Friday, February 19, 2010

Phone texting...

It never ceases to amaze me how much Ryan loves to text. I enjoy getting them, and it is a quick and (relatively) easy way to keep in touch and share the latest news... and he uses it to get my head turning very often, which is a good thing. I'm just not coordinated enough to respond with the lightning speed that my children are so able to employ on the phone I have now, so many of Ryan's text rants go unanswered by me (although all get read, I promise you that).

However, if Ryan put even half the energy into posting on this site that he does into texting his views and opinions, we'd be a lot busier here on the Bund.

So, he sends me a text last night (or yesterday, as I am not in the habit of carrying that damn phone with me everywhere I go) about something I wrote concerning my perception that Reagan employed Keynesian economic planning to help bring the US out of the recession started during the Carter years and helped push the US into the "boom" years of the '90s. The gist of the text was that Reagan didn't use Keynes strategies at all, because Reagan only "deficit spent" on military expenditures that directly confronted an external foreign threat (i.e. the USSR).

This leads me to believe that Ryan thinks Keynes entire economic theory is based on the premise that a national government must deficit spend to successfully manage an economy. This simply isn't true.

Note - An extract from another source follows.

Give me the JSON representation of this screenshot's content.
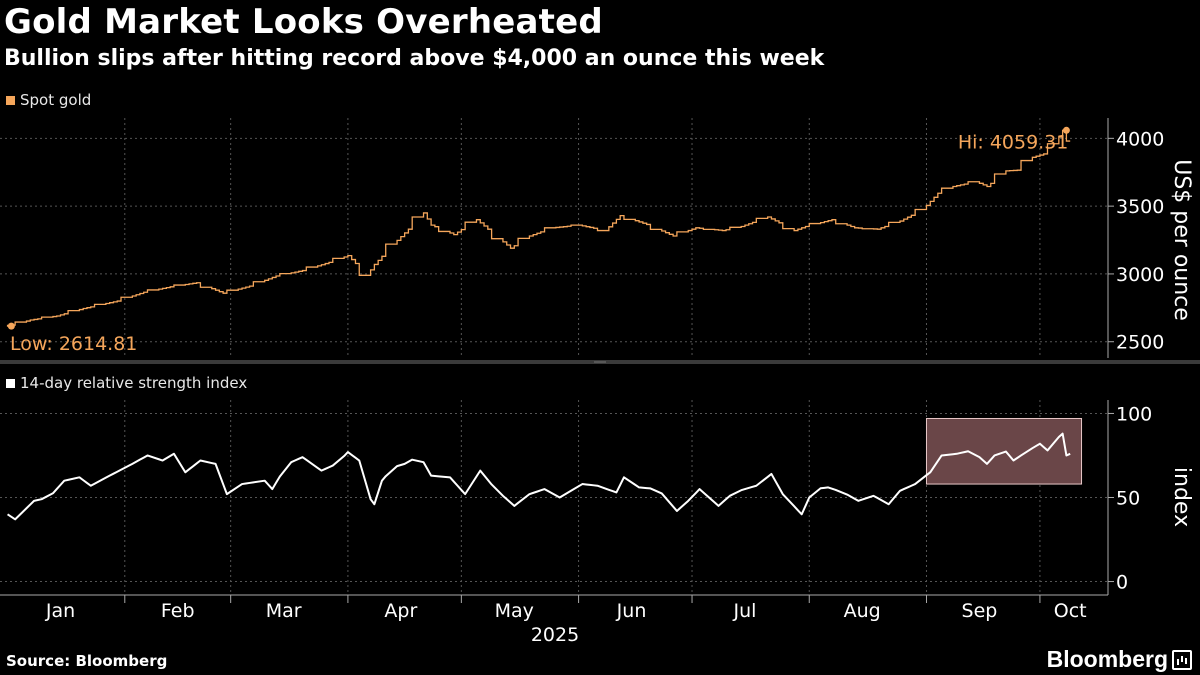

To put it as simply as I possibly can, Keynes promoted the idea that when a nation faced a booming economic climate, the government should work from a balanced budget, with that balance coming either from a moderate hike in taxes or a smaller budget. When that same government faces a tightening economy, then the tax rate should be lowered and the government should be allowed to deficit spend to continue functioning. This premise is based on the conviction that the burden of revenue should never act as a "brake" on economic recovery in tough financial times.

There is no historical figure from American politics more associated with Keynesian economic than FDR... but I want it clearly understood that this is NOT TRUE! FDR and the New Deal policies only followed HALF of Keynes formula (spending money we didn't have) while ignoring the rest of his ideas (lowering taxes to keep money in the hands of consumers like you and I). This method of economic planning was followed by every American administration after FDR until 1981.

The first (and only, to date) American President that followed Keynes ideas correctly and successfully was Ronald Reagan. He did this by recognizing that the American economy was in a very bad place, and he lowered taxes and allowed the Federal government to operate "in the red" where necessary, knowing that the economic turn-around that would come would allow for future balanced budgets and a reduction of the national debt.

I can't stress this enough... both Carter and Reagan signed budgets that were far above what the Federal government was bringing in with revenue (meaning deficit budgets). The ONLY significant difference between the two was that Carter RAISED taxes and Reagan LOWERED them. That is why Carter's administration was unable to fix the recessions that started under the Nixon-Ford years through an entire four-year term, while Reagan was able to show marked and measurable improvement in less than 18 months.

So, Ryan... please stop giving me all these 200-character essays explaining why Reagan's deficit spending on programs and departments that focused on external or foreign threats means that his administration wasn't following a Keynesian economic patterns. The point isn't that he was fighting a cold war to defeat the godless Communists and their Evil Empire, because technically every President since FDR was doing the same thing whether they admitted it or not. Reagan WAS fighting that cold war, and he WON that cold war because he changed the paradigm by which all previous administrations had acted before his.

I am utterly convinced that Reagan's unquestionable economic success domestically is due entirely to his clear understanding of what Keynes said, and his ability to get that understanding into a functioning government budget. He lowered taxes, increased Federal revenue, and where he felt he could better spend funds already allocated, he did so by cutting spending in one area and moving it to another. The most glaring examples would be his massive cuts to the Depts of Education, Agriculture and Interior and his increased spending in DoD and national security facets (CIA, NSA, etc).

The flaw in the argument that Reagan didn't utilize Keynesian theory in his budget proposals and actions is two-fold. First of all, it is patently UNTRUE, as I think I have demonstrated time and time again. Secondly, the modern perception of "Keynesian economics" means that the term is automatically associated with liberal or progressive government policy that demands "out-of-the-black-and-into-the-red" spending at every level of government through massive work projects or huge government entitlement programs, which simply isn't the case.

I feel that Reagan's success is ample evidence that I am correct in that opinion.